REVISÃO DE LITERATURA

Um estudo experimental(5) avaliou o uso do Levodopa e o desempenho na deglutição de diferentes consistências alimentares em pacientes com Paralisia Supranuclear Progressiva (PSP) e Doença de Parkinson (DP). O estudo não apresentou casos controles e foi realizado com sujeitos com diagnóstico provável de Paralisia Supranuclear Progressiva e sujeitos com diagnóstico de Doença de Parkinson, excluindo outras doenças que cursam com disfagia. Para avaliação foi realizado exame de videofibroscopia, durante a deglutição de líquido corado de azul e pedaços de pão. Não foram observadas diferenças entre os eventos observados para os grupos PSP e DP. Em ambos os casos a ocorrência de penetração/aspiração foi maior para líquidos e significativamente menos frequente para alimentos pastosos e sólidos.

Outro estudo experimental(6) avaliou por meio de videofluoroscopia da deglutição (VF) episódios de penetração/aspiração considerando a idade dos sujeitos, o tamanho do bolo e a consistência do alimento.
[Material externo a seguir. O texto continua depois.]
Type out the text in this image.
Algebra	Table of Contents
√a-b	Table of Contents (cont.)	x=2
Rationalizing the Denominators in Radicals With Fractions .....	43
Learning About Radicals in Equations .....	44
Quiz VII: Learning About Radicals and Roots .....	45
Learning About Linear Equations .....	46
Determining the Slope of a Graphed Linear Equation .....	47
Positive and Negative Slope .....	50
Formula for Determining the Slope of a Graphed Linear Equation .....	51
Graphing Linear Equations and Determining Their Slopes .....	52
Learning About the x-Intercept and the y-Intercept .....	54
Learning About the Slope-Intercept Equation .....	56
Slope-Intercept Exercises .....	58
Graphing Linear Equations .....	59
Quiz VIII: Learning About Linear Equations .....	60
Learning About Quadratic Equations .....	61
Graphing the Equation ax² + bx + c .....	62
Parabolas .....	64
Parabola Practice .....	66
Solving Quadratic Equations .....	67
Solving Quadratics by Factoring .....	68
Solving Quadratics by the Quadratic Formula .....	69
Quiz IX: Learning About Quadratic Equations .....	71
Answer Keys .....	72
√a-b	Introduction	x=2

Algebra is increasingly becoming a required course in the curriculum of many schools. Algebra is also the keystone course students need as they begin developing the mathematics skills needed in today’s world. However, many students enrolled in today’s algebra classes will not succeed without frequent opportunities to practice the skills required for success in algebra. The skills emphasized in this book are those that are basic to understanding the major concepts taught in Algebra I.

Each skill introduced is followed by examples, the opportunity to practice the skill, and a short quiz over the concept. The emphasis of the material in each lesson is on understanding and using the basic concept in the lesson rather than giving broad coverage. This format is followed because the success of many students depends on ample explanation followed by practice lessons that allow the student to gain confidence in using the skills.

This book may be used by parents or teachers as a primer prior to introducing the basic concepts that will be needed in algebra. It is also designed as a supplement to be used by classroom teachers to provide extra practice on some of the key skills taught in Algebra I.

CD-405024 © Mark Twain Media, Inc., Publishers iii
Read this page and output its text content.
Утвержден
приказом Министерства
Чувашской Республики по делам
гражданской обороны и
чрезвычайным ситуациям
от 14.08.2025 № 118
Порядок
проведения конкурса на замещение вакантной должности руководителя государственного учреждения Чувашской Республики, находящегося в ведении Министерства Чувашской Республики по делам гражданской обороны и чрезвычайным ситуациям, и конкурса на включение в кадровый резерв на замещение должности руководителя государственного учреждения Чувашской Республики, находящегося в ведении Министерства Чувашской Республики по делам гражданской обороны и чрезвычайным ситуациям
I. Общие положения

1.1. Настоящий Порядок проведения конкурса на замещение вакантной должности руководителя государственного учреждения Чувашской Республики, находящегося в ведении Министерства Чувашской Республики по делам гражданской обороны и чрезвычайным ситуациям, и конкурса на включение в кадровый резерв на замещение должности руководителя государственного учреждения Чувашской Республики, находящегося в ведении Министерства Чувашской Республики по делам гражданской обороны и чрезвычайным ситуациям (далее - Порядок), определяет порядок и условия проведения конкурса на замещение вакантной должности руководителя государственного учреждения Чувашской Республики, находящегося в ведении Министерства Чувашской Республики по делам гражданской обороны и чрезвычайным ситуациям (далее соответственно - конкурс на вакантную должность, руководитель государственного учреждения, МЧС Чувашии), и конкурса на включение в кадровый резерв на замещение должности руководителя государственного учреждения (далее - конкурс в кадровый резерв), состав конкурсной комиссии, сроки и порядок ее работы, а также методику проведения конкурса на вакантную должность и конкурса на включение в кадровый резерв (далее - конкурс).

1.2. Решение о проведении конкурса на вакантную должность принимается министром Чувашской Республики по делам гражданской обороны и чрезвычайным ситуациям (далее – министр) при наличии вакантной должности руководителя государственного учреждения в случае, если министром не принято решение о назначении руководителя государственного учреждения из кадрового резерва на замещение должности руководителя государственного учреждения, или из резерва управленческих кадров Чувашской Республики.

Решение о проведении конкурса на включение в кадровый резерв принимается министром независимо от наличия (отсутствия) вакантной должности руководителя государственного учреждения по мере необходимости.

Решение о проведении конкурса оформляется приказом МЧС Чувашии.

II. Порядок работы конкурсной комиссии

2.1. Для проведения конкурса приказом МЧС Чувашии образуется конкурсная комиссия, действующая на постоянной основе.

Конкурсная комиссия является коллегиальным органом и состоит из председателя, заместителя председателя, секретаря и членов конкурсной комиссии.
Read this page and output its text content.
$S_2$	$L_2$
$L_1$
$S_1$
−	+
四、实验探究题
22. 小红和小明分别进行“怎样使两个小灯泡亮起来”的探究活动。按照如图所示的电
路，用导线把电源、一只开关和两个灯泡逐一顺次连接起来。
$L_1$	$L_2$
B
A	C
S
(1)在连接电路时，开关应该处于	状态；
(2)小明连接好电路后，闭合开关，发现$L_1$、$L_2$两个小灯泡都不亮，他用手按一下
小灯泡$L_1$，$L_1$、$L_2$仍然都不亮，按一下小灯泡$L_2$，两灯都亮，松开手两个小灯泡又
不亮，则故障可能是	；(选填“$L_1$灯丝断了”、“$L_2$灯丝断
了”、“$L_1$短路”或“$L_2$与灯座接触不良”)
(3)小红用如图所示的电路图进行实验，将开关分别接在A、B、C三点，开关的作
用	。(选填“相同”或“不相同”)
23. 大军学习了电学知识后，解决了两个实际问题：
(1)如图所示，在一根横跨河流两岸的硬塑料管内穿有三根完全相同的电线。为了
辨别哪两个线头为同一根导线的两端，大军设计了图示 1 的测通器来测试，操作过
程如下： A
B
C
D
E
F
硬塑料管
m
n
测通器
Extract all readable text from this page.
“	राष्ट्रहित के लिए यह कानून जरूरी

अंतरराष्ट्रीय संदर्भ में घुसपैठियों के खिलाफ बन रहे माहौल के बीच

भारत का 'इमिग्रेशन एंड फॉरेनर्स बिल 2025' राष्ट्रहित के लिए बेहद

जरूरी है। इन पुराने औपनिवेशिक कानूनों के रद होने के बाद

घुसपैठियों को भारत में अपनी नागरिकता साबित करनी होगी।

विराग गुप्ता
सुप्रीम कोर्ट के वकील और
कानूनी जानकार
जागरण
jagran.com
O estudo foi realizado com adultos normais voluntários, sem disfagia, sem doenças neurológicas, que não tivessem realizado VF previamente e que não apresentassem outras alterações que pudessem causar dificuldades de deglutição. A penetração esteve presente em 11,4% dos indivíduos normais, foi mais comum com o bolo líquido, além de ter sido geralmente alta e não constituir uma ameaça. Os autores sugerem que não se deve considerar a aspiração como um achado normal no exame de VF em indivíduos saudáveis.

Pesquisadores(7) realizaram um estudo experimental a fim de examinar o efeito da fase respiratória sobre o movimento do palato mole durante a alimentação, e determinar como esses eventos são integrados, sob a hipótese de que a elevação do palato mole associada à mastigação seria reduzida durante a inspiração. O estudo teve como sujeitos 11 adultos jovens, saudáveis, assintomáticos, voluntários, com idades entre 19 e 37 anos. A avaliação foi realizada durante a ingestão de alimentos sólidos simultaneamente à gravação de imagens videofluoroscópicas e monitoramento respiratório por pletismografia. Os resultados demonstraram que durante o processamento dos alimentos a elevação do palato foi menos frequente e seu deslocamento foi menor na inspiração do que na expiração. Durante a fase de transporte, que ocorre ainda durante a mastigação, o palato mole foi elevado com menor frequência na inspiração do que na expiração. Diante dos resultados, os autores sugeriram que o controle da respiração parece ter um efeito significativo na elevação do palato mole durante a mastigação.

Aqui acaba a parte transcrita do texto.